The Spirit Room – Jason Warburg

The Spirit Room
Maverick Records, 2001
Reviewed by dvadmin
Published on Aug 22, 2002

The revolution is here.

Alright, alright, it’s not Mozart or even Elvis, just a very
listenable little pop-rock album from a fresh-faced young
singer-songwriter. But timing is everything, and
The Spirit Room is also riding the vanguard of the — praise
the Lord, it’s here — dumb-pop backlash. With the emergence of
precocious new artists like Michelle Branch, Vanessa Carlton and
Avril Lavigne, well-rounded talents capable of both writing and
singing their own surprisingly mature songs, it’s pretty much
official — Britney and the rest of you cleavage-flashing,
ass-shaking, image-is-everything popstars, your fifteen minutes of
fame are over.

There’s much more here, however, beyond the simple fact that
it’s a nice change of pace in 2002 to see a young woman employing
her musical talent rather than her shapely body to sell albums.
Michelle Branch was not the winner of a lip-sync contest for
midriff-baring mall rats. She arrived the old-fashioned way —
picked up a guitar at 14 and spent the next three years learning
how to play and then writing song after song after song. By the
time she was 17, she had put together enough solid material to
attract label attention.

It’s easy to see why. While the obvious first and second singles
– the driving, enormously catchy “Everywhere” and the more subdued
but equally urgent “All You Wanted” — are right up front, there
isn’t a clunker to be found on
The Spirit Room. Every track demonstrates both a
sophisticated grasp of pop-rock songwriting and a real gift for
conveying the emotions behind teenage experiences we can all
recognize. At seventeen, the highs were sky-high, the lows
impossibly low, and everything felt vital and charged with a
mysterious importance. Branch deftly captures it all — the
longing, the self-doubt, the passing obsessions generating a
sometimes overwhelming range and depth of feeling, all of it new
and exciting and a little bit scary.

In this effort it must be said that Branch is aided and abetted
considerably by producer/multi-instrumentalist/frequent co-writer
John Shanks.
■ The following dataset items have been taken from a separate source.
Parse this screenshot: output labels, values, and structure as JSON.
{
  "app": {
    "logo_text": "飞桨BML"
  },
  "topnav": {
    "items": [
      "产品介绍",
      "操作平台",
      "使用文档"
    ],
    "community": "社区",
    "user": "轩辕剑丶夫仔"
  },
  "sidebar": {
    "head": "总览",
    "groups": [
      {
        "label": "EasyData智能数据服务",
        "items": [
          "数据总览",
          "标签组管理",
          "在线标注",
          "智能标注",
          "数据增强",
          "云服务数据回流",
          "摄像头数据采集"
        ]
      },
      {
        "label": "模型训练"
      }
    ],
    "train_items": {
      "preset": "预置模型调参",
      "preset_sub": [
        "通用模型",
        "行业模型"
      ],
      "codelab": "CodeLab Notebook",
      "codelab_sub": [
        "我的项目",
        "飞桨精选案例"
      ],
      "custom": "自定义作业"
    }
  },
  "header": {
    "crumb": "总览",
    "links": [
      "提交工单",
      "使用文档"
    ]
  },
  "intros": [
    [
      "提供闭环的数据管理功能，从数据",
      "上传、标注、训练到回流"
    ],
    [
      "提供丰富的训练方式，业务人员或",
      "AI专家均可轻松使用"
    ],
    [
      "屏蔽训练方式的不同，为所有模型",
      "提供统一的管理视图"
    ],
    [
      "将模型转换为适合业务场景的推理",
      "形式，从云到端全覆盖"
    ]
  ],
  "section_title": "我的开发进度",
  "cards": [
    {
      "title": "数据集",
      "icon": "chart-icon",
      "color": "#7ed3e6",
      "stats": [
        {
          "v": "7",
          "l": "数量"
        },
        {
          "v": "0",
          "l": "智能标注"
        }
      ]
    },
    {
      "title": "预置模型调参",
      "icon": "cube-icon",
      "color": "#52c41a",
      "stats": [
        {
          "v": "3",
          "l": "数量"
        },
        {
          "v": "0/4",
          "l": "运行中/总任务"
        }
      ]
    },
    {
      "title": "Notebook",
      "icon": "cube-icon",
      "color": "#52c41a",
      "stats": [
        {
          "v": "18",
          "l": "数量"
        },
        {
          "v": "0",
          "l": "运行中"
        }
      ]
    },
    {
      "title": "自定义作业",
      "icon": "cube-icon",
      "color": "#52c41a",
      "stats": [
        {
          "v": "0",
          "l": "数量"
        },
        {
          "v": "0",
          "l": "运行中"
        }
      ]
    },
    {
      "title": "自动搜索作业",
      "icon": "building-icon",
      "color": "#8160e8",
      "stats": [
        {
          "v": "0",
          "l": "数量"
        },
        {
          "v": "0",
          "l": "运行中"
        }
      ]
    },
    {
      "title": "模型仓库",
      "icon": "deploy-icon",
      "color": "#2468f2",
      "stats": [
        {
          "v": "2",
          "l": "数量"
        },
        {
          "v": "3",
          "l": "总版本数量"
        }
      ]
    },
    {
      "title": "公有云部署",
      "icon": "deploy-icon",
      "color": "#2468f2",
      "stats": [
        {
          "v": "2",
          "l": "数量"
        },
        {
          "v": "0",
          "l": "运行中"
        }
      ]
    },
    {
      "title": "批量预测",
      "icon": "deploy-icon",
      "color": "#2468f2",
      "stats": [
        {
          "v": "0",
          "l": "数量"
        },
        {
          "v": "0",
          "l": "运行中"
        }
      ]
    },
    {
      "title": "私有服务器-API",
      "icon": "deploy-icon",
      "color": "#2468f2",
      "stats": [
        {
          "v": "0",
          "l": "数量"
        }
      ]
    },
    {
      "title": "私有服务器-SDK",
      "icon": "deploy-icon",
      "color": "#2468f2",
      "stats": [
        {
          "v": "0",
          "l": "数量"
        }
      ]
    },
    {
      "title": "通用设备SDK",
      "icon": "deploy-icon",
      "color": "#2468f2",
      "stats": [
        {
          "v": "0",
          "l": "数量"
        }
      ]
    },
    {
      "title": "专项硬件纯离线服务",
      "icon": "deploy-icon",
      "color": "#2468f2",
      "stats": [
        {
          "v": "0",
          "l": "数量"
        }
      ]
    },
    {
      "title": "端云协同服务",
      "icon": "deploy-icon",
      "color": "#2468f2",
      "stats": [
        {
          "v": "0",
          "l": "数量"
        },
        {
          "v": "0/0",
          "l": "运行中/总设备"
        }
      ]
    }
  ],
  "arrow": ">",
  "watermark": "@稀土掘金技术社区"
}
The assistance of a seasoned pro (he’s produced
Melissa Etheridge, Chris Isaak and Sheryl Crow, among others) gives
these tracks a fullness and smooth finish that’s frankly commercial
without compromising with the integrity of the songs. While it
would be intriguing to see how Branch might fare down the line with
a more organic sound, free of loops and multi-tracked backing
vocals, the approach here is a safe and smart one for an emerging
artist.

Highlights beyond the two very strong singles include “You Set
Me Free,” a ringing, unself-consciously joyous love song; “If Only
She Knew,” a frank and sometimes bitter love triangle set to a
funk-pop beat; and the latest single, the keening, desperately
sincere “Goodbye To You.” Closing strong, Branch and Shanks
gradually build the final ballad “A Drop In The Ocean” into a
swirling soundscape of passion — not the cheap T & A stuff
Britney and company are selling, but the real thing, the sensation
of being swept away by your feelings for another person to the
point where you nearly lose yourself in them. It’s a exhilirating,
ecstatic and sometimes frightening ride, and 17-year-old Michelle
Branch captures its essence astonishingly well.

Four words, Michelle: welcome to the revolution.